Poesia dell’effimero, dell’eterno fluire che approda al sogno e si disperde in assenza. Si sbriciola tra le foglie sospese in un soffio di vento, rappresenta il gioco degli specchi, il dirsi e il dichiararsi in un amore che è punto di arrivo e principio incipitario. S’intitola Egolari (Samuele editore, 2024, pp.123, prefazione di Vernalda Di Tanna) ed è la nuova raccolta in versi che Massimo Pamio, saggista e poeta, dedica al gioco virtuosistico e cangiante della parola poetica, la cui centralità in questo nuovo libro di poesie s’imprime nello scardinare apparenti verità e certezze, in nome di un principio lirico che muove all’origine fondante delle cose, in un catalogo onomastico e di topoi letterari ed esistenziali che fa dell’egolario (neologismo coniato dal poeta), il doppio perturbante in cui ogni realtà si dichiara e si fa altro da sé. Con brillante intelligenza e con matura padronanza letteraria, Massimo Pamio scrive un’opera metaletteraria, un teatro dell’io in cui la voce lirica finisce per negarsi, ritrovarsi e smarrirsi in un doppio che dichiara la sua inconsistenza: «se l’uno con l’altro invero coincidono/ è grazie a me: io servo, lui padrone» (M. Pamio, Egolari, Samuele Editore, Pordenone, p.19).

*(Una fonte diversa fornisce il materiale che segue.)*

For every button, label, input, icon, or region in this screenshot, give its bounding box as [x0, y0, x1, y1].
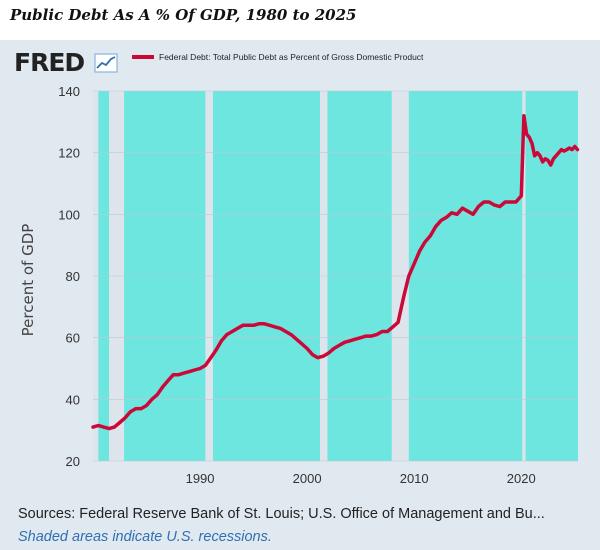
fred-logo-text: FRED: [14, 48, 85, 77]
y-tick-label: 80: [66, 269, 80, 284]
x-tick-label: 2010: [400, 471, 429, 486]
sources-text: Sources: Federal Reserve Bank of St. Lou…: [18, 506, 545, 522]
y-tick-label: 140: [58, 84, 80, 99]
x-tick-label: 2000: [293, 471, 322, 486]
legend-label: Federal Debt: Total Public Debt as Perce…: [159, 52, 424, 62]
line-chart[interactable]: 20 40 60 80 100 120 140 1990 2000 2010 2020 Perce…: [0, 40, 600, 500]
legend-swatch: [132, 55, 154, 59]
fred-logo[interactable]: FRED: [14, 48, 118, 77]
legend: Federal Debt: Total Public Debt as Perce…: [132, 52, 423, 62]
y-axis-title: Percent of GDP: [19, 224, 37, 337]
x-tick-label: 2020: [507, 471, 536, 486]
page-title: Public Debt As A % Of GDP, 1980 to 2025: [10, 6, 357, 24]
y-tick-label: 100: [58, 207, 80, 222]
line-chart-icon: [94, 53, 118, 73]
y-tick-label: 60: [66, 331, 80, 346]
y-tick-label: 20: [66, 454, 80, 469]
recession-note: Shaded areas indicate U.S. recessions.: [18, 529, 272, 545]
y-tick-label: 40: [66, 392, 80, 407]
x-tick-label: 1990: [186, 471, 215, 486]
y-tick-label: 120: [58, 146, 80, 161]
chart-panel: FRED Federal Debt: Total Public Debt as …: [0, 40, 600, 550]
series-line[interactable]: [91, 113, 580, 431]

L’impostazione duale identitaria dei componimenti presenti nella prima sezione Teatro I attraversa la psiche autoriale che si dichiara laddove è in grado di riconoscere una pluralità di identità, in cui l’io effettivo si parcellizza in alterità che ne autorizzano l’esistenza soltanto nella dichiarazione: «Io, un altro» (Pamio, p. 18). Il termine Egolari si frantuma in richiami come in un gioco di specchi, in cui lo sguardo si perde nel vuoto di rimandi e prospettive che produce, sembra farsi eco giocosa di quella crisi identitaria che caratterizza drammaticamente la nostra attualità, in cui siamo vittime di profili virtuali e in cui il bisogno di autenticità e di riconoscimento spesso autorizza quell’esasperazione parossistica dell’ego, cui forse, solo la parola poetica, nella sua tessitura rarefatta e preziosa di richiami e metafore, può far fronte in un insolito connubio di inquietudine e delicate sonorità: «Gli egolari mostrano la loro dissolubilità, il loro difficile stare insieme […]. L’egolario dell’io è un teatro, un insieme che è doppio perfino nell’unico» scrive Pamio, nella nota conclusiva del volume.

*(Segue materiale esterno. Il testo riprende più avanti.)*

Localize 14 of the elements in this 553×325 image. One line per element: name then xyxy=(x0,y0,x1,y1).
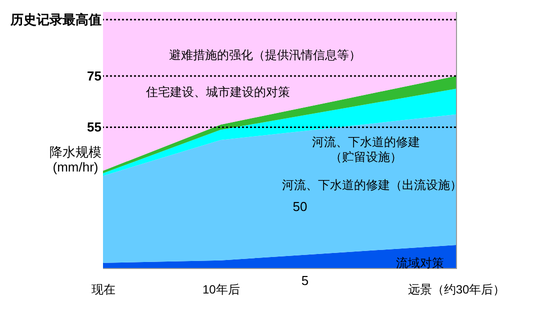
series-label: 住宅建设、城市建设的对策 xyxy=(145,85,290,99)
y-tick-label: 历史记录最高值 xyxy=(10,12,102,28)
series-label: 河流、下水道的修建（出流设施） xyxy=(282,178,462,192)
x-tick-label: 现在 xyxy=(92,282,116,296)
text: 5 xyxy=(301,273,309,288)
x-tick-label: 10年后 xyxy=(202,282,240,296)
y-tick-label: 75 xyxy=(87,68,102,84)
annotation: 50 xyxy=(292,199,308,214)
series-label: 避难措施的强化（提供汛情信息等） xyxy=(169,48,361,62)
x-tick-label: 远景（约30年后） xyxy=(408,282,506,296)
y-axis-title: 降水规模 (mm/hr) xyxy=(50,144,102,174)
y-tick-label: 55 xyxy=(87,120,102,135)
series-label: 流域对策 xyxy=(396,256,444,270)
series-label: 河流、下水道的修建（贮留设施） xyxy=(312,135,420,164)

Una rivendicazione di una inappartenenza, dunque, quella del poeta negli specchi narcisistici della modernità (i poeti, «improvvisati attori dell’assenza / nel teatro della nostra inesistenza», Pamio, cit. a p. 25), cui pure fanno eco lo scorrere delle foglie (Poema delle foglie) e il gusto del frammento, che da una prospettiva panica e metamorfica più che omerica sa farsi espressione di una ecologia del cuore e della rinascita.
Il mistero «che ovunque / si nasconde, nell’eterno / controspecchio centripeto» ricorre nella terza sezione (L’insonne memoria della parola. A John Keats e Fanny Browne) e si amplia come un riflesso di voci o un teatro nel teatro nella penultima sezione (La carezza dell’amore), in cui «un altrove d’incanti» e «identità», con le «voci e i cuori / si sovrappongono all’amore».

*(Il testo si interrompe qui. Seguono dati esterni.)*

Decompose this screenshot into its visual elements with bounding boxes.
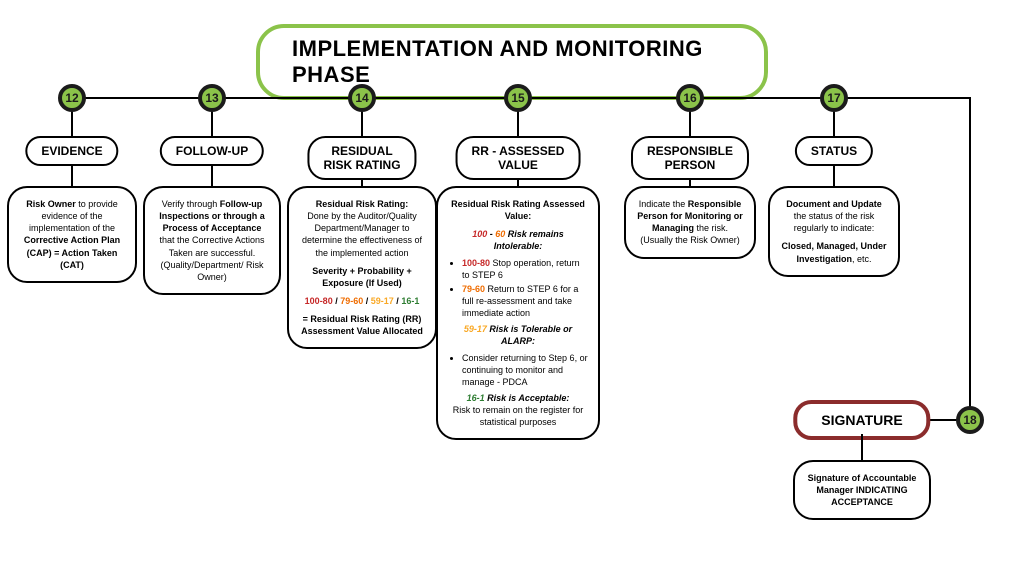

Se dunque pirandellianamente la vita è un gioco di maschere in cui l’io è il doppio di un altro e il suo nulla, (si veda l’ultima sezione Teatro II) in cui l’inafferrabilità di una realtà unica autorizza la visione montaliana di una coesistenza degli estremi (moto-stasi, vuoto-pieno) per annullarla in una dicotomia di presenza-assenza, il mistero dell’esistenza per Massimo Pamio non si disperde in un afflato lirico che sancisce nichilisticamente il Nulla e il Vuoto. La poesia si risolve in unità nella centralità del verbo, nella coesistenza del Nulla e di Dio. Non scalfisce nulla.
Ha pregnanza di senso nell’Amore.
Laura D’Angelo
Lui nello specchio si deve guardare
puntuale ogni mattino per poter
riconoscere il suo volto: il mio.
Non sa di essere un impostore, di
desiderare ciò che io anelo,
di combinare sillabe e vocali
solo perché io gliele verso in bocca,
col cucchiaino, e finalmente, ecco
mi asseconda: no, mi imita, il becco.
È il ventriloquo della mia commedia
che ogni dì rappresento nel famedio
– per lui, che si crede unico e vero,
che a mezzogiorno si sente l’eroe
del mattino, il conquistatore di…
di che? – di sé! – l’ossesso, il vincitore.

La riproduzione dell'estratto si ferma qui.